Con il professor Crisanti siamo infatti partiti dalla constatazione che abbiamo a che fare non con una crisi, che per quanto grave si risolverebbe restituendoci alla fase precedente l’emergenza, ma con una transizione, di lunga lena, che ci sta accompagnando verso un eco sistema radicalmente diverso da quello che abbiamo alle spalle.

Un mondo di cui l’assistenza sanitaria  si annuncia come un driver, una bussola, dell’intero sistema di nuova cittadinanza, inesorabilmente incardinato sulla centralità di uno stato come impresario di relazioni e servizi volti alla sicurezza di tutti, in cui la proprietà stessa può apparire una ragione del tutto contingente, se non proprio ostile, come recentemente ha sollecitato anche Papa Francesco.

Per una strategia della prevenzione del contagio connessa a una visione sociale del territorio

Proprio sui riflessi sociali più generali che la pandemia sta generando e che questo paese, attraverso i diversi governi, sta subendo senza reagire c’è quella che il direttore di Lancet Richard Horton ha chiamato la sindemia, ossia una epidemia che si alimenta dalle diseguaglianze sociali prima ancora che dagli effetti patologici di un virus. Su questo Crisanti sostiene che “Io penso che così come rimarrà l’epidemia come pericolo e minaccia costante che costringe la società a rivedere norme e valori della sua coesistenza, anche in maniera profonda, così dobbiamo costruire in maniera sistematica e permanenti reti e modelli di comportamento in grado di limitare gli effetti paralizzanti della paura. I vaccini sono rimedi che al momento sappiamo essere momentanei. Da rinnovare annualmente, con un’efficacia che temporalmente dovremo ancora studiare, soprattutto per quanto riguarda la reazione alle varianti continue del virus. In queste more non possiamo far consolidare un istinto di timore e di diffidenza per ogni contatto sociale. La cultura del Noli me tangere, la separazione in caste socio immunizzanti in cui quelli che possono si barricano nei propri privilegi, che abbiamo  richiamato anche nel libro precedente[1] rischia di lasciare solchi profondi in una struttura sociale già troppo differenziata e segmentata per identità censuarie e proprietarie. Se dovessero sovrapporsi e identificarsi  le categorie di immunizzazione con quelle di reddito ci troveremo in una società di stampo feudale, a caste, che sarebbe forse la peggiore eredità di questa pandemia.
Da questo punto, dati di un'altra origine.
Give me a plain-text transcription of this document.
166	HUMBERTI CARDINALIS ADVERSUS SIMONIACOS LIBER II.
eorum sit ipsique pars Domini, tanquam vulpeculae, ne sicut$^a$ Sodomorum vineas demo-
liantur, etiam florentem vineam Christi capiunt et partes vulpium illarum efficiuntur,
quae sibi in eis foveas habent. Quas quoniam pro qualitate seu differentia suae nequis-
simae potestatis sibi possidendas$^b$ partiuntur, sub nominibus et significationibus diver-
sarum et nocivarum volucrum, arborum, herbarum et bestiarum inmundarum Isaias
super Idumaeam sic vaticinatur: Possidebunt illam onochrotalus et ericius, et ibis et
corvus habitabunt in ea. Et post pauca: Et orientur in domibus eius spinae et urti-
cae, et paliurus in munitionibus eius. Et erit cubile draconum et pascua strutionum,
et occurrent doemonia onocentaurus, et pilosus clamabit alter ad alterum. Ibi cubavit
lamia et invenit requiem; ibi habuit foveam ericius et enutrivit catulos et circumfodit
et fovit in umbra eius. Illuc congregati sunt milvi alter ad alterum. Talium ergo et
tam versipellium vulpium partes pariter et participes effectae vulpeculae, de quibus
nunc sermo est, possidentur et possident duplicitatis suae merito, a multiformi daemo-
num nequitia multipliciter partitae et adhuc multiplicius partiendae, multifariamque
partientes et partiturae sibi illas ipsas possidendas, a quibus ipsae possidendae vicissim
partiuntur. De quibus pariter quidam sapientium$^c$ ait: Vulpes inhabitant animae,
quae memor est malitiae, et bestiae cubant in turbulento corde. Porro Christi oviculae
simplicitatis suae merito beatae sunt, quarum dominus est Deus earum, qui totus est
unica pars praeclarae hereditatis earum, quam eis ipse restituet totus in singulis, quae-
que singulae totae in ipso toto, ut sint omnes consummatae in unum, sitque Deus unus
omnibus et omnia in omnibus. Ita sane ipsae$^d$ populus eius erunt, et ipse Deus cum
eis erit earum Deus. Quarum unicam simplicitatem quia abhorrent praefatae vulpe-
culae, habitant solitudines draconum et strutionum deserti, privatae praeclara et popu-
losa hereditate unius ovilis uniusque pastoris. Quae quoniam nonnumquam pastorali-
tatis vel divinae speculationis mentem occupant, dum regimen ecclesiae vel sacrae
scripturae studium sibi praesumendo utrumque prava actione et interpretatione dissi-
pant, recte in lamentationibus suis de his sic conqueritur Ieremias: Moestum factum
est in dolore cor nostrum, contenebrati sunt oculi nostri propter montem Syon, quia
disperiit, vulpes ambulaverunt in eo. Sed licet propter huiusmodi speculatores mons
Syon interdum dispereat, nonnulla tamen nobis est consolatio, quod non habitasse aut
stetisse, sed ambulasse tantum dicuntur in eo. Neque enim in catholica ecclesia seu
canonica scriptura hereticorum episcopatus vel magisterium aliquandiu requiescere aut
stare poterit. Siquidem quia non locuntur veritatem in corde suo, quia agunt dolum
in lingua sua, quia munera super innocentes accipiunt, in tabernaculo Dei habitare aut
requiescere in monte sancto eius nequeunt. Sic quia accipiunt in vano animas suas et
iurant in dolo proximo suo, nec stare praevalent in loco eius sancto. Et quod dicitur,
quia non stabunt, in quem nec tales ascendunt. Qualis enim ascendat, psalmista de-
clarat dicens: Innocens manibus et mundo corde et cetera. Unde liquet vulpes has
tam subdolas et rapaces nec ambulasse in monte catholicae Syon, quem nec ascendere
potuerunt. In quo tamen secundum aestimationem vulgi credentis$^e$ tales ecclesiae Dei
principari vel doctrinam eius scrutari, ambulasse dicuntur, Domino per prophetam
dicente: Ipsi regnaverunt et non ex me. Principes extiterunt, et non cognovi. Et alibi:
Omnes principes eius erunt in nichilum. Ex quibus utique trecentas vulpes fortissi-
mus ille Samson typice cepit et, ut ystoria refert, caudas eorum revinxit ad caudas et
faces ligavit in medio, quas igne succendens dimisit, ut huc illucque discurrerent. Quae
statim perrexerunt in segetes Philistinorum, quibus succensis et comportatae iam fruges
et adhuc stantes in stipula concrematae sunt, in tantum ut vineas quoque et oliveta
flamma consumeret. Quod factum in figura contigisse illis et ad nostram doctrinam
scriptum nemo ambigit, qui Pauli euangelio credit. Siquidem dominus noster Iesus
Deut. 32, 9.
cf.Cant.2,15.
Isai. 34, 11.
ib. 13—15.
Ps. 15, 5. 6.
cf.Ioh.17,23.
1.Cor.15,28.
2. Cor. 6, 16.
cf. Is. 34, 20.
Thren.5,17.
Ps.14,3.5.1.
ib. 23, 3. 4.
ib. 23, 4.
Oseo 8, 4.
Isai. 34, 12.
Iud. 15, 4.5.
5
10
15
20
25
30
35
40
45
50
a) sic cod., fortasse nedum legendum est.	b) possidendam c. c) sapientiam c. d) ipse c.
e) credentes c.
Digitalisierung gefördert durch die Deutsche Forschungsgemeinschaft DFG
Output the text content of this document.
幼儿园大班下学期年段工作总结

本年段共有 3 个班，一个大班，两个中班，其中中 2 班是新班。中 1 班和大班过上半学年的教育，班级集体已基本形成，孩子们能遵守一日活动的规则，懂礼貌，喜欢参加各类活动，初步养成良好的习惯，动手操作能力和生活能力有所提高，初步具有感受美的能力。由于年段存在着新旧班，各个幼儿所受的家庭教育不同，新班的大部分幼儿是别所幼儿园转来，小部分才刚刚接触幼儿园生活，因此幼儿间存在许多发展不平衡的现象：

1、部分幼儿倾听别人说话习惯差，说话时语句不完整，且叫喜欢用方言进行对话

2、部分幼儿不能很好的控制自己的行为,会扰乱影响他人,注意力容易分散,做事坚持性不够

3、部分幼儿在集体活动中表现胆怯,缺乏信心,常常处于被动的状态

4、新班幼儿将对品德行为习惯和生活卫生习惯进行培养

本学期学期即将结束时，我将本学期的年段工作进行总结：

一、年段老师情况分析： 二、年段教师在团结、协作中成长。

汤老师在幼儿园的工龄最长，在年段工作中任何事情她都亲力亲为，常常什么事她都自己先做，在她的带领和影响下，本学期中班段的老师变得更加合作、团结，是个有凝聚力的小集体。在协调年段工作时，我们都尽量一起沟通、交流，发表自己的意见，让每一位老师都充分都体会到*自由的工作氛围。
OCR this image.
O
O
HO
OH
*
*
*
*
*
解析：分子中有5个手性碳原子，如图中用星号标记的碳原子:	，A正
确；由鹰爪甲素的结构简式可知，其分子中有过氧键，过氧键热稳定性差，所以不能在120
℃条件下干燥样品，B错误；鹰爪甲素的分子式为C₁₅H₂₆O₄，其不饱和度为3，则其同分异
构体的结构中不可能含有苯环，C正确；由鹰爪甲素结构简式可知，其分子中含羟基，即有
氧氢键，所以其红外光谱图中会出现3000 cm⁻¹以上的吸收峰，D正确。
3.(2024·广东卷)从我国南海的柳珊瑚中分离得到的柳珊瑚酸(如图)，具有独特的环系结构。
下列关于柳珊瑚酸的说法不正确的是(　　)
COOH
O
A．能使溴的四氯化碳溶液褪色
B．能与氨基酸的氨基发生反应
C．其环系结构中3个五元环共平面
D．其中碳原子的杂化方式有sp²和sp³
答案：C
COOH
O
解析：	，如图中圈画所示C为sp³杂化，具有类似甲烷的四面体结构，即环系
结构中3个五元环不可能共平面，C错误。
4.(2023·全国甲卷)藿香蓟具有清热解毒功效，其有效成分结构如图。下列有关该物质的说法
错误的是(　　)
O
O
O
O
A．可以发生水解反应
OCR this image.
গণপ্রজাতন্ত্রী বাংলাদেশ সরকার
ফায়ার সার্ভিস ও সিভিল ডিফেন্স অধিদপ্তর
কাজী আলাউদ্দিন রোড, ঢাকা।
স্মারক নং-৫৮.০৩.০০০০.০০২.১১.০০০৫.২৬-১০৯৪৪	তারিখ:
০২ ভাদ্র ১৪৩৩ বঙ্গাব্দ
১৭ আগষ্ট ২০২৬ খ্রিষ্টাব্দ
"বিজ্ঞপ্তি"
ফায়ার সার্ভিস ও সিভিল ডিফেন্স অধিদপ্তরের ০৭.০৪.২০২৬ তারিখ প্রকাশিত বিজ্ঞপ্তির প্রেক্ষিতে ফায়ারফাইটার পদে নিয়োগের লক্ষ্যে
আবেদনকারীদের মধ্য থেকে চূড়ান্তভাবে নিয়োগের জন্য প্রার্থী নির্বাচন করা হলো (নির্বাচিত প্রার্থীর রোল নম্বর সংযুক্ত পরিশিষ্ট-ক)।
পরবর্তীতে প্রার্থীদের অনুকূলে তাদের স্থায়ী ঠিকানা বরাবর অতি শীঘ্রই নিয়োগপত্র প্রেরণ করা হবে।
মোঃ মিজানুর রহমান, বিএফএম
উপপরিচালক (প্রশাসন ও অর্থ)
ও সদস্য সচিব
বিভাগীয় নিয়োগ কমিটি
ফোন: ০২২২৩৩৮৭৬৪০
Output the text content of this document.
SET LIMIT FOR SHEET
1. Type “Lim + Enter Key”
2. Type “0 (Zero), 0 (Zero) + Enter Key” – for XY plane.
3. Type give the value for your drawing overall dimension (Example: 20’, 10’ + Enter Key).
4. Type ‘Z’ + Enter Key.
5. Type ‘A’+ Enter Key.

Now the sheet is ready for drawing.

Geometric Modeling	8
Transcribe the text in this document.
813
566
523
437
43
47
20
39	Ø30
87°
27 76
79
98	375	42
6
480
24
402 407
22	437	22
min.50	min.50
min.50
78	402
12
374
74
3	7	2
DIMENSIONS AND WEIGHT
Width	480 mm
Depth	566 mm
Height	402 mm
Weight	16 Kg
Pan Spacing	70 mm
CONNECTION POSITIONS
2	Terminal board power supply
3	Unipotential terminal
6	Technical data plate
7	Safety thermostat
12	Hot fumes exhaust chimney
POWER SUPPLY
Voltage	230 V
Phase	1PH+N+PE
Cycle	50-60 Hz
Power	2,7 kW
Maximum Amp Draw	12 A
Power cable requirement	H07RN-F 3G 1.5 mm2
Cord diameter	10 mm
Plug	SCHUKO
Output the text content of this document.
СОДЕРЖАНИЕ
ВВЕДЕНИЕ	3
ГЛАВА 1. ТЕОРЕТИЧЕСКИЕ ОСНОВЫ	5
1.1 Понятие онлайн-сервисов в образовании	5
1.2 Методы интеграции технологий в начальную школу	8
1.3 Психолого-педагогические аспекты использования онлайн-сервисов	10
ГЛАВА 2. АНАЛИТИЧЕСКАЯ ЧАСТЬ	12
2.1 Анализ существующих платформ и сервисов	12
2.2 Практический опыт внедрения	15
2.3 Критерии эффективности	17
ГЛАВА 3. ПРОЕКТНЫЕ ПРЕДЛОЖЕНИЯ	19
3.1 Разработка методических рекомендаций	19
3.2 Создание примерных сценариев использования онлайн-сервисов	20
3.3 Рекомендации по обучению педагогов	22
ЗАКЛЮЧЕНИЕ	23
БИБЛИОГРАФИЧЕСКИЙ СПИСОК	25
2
Per questo penso che la strategia di una territorializzazione della prevenzione del contagio, mediante una fitta rete sociale in grado di generare attività di testing e tracciamento in maniera pulviscolare, bonificando subito gli ambiti di insorgenza di una possibile nuova forma di infezione, non risponde solo ad una logica sanitaria ma è strettamente connessa ad una visione sociale di una convivenza attiva e mobile sul territorio.

Su questo bisogna concentrare competenze e risorse. Bisognava farlo da subito. Ne avevamo le esperienze e ci era stato indicato con chiarezza dalla comunità internazionale. Invece abbiamo sprecato ingenti capitali, circa 400 milioni per i test rapidi, che si rivelano ormai sempre più approssimativi e limitati nella loro azione di identificare le forme reali di positività, invece di costruire gradualmente queste reti di controllo e di presidio terapeutico. Dobbiamo dire con forza e senza volerlo usare strumentalmente per attaccare questo o quello, ma non aver imboccato questa strada è stata un errore, grave, gravissimo. Aver continuato a declamare il modello Italia basato su una strategia di contact tracing. Per altro illusoria e inefficacie, escludendo altre opzioni, anche dinanzi all’evidenza, ci ha estenuato in una corsa ad un virus che non era mai dove lo cercavamo”.

Sono considerazioni che proprio alla luce da quanto è stato innescano dall’annuncio della Casa Bianca che richiamavamo, assumono uno spessore e una concretezza che credo non siano facilmente archiviabili, come invece fino ad oggi è accaduto.

***

Questa banale considerazione – transizione, e non crisi, verso una società immunizzante – ci pare che non sia stata sufficientemente soppesata dall’insieme dei collaboratori di Mario Draghi, così come, dobbiamo rassicurarlo, era del tutto assente nell’orizzonte del suo predecessore Giuseppe Conte. Sgombriamo così il campo da qualsiasi misera ombra di polemica politica. Non siamo qui a vendere tappeti propagandistici, ma solo a offrire, se ritenuto utile, un contributo concreto. Il contesto che ospita questi nostri appunti, ce ne fa fede.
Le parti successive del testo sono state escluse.